Companies update their question pools every 2-4 months. The exact wording of any given question may have been retired by the time you interview. Focus your prep on the pattern, not the specific problem. The patterns that appear in Samsara reports consistently are the ones worth investing in; one-off niche problems are not.

During Your Samsara Round

Apply the standard interview round template: clarify requirements (2-3 minutes), state your approach out loud and confirm direction with the interviewer (3-5 minutes), code with narration (15-25 minutes), test with concrete examples including edge cases (5 minutes), discuss optimization or trade-offs if time permits (5 minutes). This template is universally accepted across FAANG and adjacent companies; deviating from it produces weaker interviewer feedback signal.
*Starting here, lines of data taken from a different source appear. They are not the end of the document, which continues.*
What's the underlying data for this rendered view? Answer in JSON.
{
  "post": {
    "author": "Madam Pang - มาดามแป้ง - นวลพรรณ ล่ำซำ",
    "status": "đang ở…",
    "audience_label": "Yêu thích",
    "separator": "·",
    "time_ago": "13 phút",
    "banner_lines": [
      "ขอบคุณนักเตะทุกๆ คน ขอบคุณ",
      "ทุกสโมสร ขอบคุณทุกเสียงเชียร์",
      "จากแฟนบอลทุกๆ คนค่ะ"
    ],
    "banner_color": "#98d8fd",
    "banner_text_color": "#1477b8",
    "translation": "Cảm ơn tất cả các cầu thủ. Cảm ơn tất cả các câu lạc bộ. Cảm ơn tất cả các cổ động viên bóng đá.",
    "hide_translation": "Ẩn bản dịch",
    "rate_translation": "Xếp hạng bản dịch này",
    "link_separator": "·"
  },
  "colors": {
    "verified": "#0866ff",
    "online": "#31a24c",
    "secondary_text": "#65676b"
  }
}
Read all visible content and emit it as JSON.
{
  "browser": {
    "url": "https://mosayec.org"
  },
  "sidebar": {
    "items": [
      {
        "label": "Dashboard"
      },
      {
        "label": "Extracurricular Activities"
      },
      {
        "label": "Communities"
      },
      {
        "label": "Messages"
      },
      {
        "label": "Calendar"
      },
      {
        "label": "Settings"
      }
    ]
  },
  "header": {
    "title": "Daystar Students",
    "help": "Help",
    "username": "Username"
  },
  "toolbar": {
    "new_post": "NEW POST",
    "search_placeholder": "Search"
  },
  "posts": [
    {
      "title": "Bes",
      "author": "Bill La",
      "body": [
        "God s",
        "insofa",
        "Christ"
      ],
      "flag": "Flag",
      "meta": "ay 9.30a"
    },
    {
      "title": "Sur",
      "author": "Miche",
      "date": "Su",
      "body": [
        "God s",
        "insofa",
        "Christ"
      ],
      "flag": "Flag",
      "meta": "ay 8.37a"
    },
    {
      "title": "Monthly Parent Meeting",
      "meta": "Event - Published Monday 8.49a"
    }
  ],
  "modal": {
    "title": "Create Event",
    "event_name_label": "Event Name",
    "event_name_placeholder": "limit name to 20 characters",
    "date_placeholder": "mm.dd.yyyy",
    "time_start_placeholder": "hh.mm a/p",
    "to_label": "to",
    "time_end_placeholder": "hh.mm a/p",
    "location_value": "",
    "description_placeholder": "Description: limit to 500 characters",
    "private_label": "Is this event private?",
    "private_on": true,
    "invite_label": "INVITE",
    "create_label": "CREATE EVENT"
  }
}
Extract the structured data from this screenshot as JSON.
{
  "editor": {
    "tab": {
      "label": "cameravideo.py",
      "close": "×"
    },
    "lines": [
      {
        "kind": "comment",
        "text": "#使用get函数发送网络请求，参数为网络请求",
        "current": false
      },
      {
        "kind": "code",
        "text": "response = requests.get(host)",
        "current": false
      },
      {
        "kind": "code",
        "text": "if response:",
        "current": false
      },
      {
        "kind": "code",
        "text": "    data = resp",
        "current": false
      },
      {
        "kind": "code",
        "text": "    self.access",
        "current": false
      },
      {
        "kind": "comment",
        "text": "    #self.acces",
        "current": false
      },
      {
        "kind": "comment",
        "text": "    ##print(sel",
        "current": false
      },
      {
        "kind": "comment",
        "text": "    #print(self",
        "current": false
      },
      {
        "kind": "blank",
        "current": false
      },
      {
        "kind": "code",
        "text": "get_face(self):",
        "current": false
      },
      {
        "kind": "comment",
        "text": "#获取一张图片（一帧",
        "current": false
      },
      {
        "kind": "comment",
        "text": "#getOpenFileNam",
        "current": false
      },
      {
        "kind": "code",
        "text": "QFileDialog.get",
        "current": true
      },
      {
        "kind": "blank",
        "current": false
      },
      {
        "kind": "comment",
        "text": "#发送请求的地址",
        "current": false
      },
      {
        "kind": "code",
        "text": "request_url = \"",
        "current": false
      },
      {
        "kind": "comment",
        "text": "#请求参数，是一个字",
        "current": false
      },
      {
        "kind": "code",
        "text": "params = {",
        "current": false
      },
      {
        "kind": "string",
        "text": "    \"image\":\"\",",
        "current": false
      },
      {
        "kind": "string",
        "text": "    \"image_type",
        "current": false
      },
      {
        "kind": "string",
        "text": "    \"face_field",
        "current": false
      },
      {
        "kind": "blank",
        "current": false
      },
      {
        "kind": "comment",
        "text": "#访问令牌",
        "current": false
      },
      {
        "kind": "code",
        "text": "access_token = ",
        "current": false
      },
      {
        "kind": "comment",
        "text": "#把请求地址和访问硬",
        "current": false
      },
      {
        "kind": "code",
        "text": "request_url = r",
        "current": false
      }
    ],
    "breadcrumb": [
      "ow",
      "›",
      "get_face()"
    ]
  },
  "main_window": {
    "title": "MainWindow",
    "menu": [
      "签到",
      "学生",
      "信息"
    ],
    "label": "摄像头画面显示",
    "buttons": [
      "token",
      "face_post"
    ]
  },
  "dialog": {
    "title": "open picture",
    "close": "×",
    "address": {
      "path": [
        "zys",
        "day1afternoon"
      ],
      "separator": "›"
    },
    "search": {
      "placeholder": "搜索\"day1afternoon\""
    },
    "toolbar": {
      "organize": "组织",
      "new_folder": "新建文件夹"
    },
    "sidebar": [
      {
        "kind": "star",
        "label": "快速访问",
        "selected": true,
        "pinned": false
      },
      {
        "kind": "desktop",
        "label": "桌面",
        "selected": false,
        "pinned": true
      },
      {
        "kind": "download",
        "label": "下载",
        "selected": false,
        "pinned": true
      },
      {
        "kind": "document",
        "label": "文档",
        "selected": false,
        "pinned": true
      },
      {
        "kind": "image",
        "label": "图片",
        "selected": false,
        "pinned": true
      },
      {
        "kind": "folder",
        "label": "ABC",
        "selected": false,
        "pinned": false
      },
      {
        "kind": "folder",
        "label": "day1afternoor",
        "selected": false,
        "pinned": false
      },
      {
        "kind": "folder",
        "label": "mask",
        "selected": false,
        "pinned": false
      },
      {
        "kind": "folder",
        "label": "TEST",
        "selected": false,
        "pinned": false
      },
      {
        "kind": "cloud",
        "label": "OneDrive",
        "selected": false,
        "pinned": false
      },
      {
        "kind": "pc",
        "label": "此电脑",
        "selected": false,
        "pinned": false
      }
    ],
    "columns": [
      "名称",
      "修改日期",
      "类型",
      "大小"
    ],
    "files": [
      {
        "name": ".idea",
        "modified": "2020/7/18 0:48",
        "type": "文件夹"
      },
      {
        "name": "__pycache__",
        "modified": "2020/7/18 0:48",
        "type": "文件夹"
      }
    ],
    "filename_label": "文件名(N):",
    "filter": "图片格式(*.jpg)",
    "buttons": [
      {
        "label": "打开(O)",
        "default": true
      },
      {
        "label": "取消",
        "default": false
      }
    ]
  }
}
The single most predictive failure mode in Samsara reports tagged "no hire": not asking clarifying questions. Interviewers are explicitly trained to weight this. Strong candidates ask 3-5 clarifying questions even on problems that look obvious; weak candidates dive into code immediately. The clarifying-question check is often the first signal recorded in the interviewer's written notes.